Example: point-cloud compression with an auxiliary entropy loss

Entropy coding models learn a parametric cumulative distribution function (CDF) to estimate the probability of each quantised latent code. The CDF is parameterised by .quantiles — learnable values that define the median and tails of the distribution.

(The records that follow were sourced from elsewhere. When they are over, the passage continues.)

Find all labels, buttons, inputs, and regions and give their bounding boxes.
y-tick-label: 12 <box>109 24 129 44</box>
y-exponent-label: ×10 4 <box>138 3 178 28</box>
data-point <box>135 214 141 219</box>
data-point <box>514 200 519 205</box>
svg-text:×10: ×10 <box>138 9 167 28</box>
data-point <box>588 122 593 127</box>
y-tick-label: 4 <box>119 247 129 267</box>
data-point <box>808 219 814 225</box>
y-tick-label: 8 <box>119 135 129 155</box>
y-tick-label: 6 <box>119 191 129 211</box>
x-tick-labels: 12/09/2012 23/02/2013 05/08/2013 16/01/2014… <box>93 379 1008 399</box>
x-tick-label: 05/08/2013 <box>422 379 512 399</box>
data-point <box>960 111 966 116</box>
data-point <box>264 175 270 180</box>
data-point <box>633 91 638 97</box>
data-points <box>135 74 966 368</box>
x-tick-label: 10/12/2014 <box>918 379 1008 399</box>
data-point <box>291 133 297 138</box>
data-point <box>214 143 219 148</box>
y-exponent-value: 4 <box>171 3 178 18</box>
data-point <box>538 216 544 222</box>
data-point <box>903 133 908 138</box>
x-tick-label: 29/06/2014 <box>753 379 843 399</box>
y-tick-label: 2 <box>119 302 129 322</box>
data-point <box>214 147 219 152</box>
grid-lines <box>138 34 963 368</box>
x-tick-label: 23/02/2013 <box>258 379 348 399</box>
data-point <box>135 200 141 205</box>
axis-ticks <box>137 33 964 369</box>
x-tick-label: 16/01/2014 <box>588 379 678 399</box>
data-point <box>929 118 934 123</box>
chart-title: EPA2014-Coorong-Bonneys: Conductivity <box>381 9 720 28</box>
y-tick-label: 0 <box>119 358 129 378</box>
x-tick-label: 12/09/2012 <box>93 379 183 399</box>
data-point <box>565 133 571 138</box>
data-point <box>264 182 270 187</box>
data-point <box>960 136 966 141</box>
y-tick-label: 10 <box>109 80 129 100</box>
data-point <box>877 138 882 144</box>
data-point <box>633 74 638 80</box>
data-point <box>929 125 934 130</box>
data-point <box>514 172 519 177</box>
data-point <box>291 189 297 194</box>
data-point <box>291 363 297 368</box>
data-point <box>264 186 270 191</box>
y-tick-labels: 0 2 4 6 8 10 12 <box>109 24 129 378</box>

These are trained by a separate auxiliary loss (a soft quantile regression loss), not by the main reconstruction loss (Chamfer distance, etc.), because:

  • Their optimal learning rate and gradient scale differ from the main network weights.
  • Mixing the gradients would corrupt the entropy estimates used during arithmetic coding.

With plain PyTorch you use two optimizers:

1
2
3
4
5
6
7
8
9
10
11
12
13
14
15
16
17
main_params = [p for n, p in model.named_parameters() if not n.endswith(".quantiles")]
aux_params  = [p for n, p in model.named_parameters() if n.endswith(".quantiles")]

optimizer     = optim.Adam(main_params, lr=args.lr, weight_decay=args.weight_decay)
aux_optimizer = optim.Adam(aux_params,  lr=args.aux_lr)
scheduler     = StepLR(optimizer, step_size=args.lr_decay_step, gamma=args.gamma)

def train_step(batch):
    # Main backward (reconstruction + rate loss)
    optimizer.zero_grad()
    loss.backward()
    optimizer.step()

    # Auxiliary backward (entropy CDF quantiles)
    aux_optimizer.zero_grad()
    aux_loss.backward()
    aux_optimizer.step()

Because Trainer only manages one optimizer, this pattern requires subclassing Trainer and overriding training_step(), or bypassing Trainer entirely.

Custom CUDA ops

Custom CUDA extensions (loaded via torch.utils.cpp_extension or torch.ops) work fine inside forward()Trainer is agnostic to what happens inside the forward pass as long as the op returns standard torch.Tensor objects.

1
2
3
4
5
6
7
8
9
10
11
12
13
14
15
16
import torch
from torch.utils.cpp_extension import load

# Build and load the extension once at import time
my_op = load(
    name="my_cuda_op",
    sources=["my_op.cu", "my_op_bind.cpp"],
    verbose=False,
)

class MyModel(nn.Module):
    def forward(self, points=None, labels=None):
        features = my_op.extract_features(points)  # returns a torch.Tensor
        logits = self.head(features)
        loss = self.loss_fn(logits, labels) if labels is not None else None
        return {"loss": loss, "logits": logits}

If the op requires a hand-written CUDA backward kernel, implement it as a torch.autograd.Function with a @staticmethod backward(). Trainer’s fp16 GradScaler will still work correctly as long as the function participates in the autograd graph normally.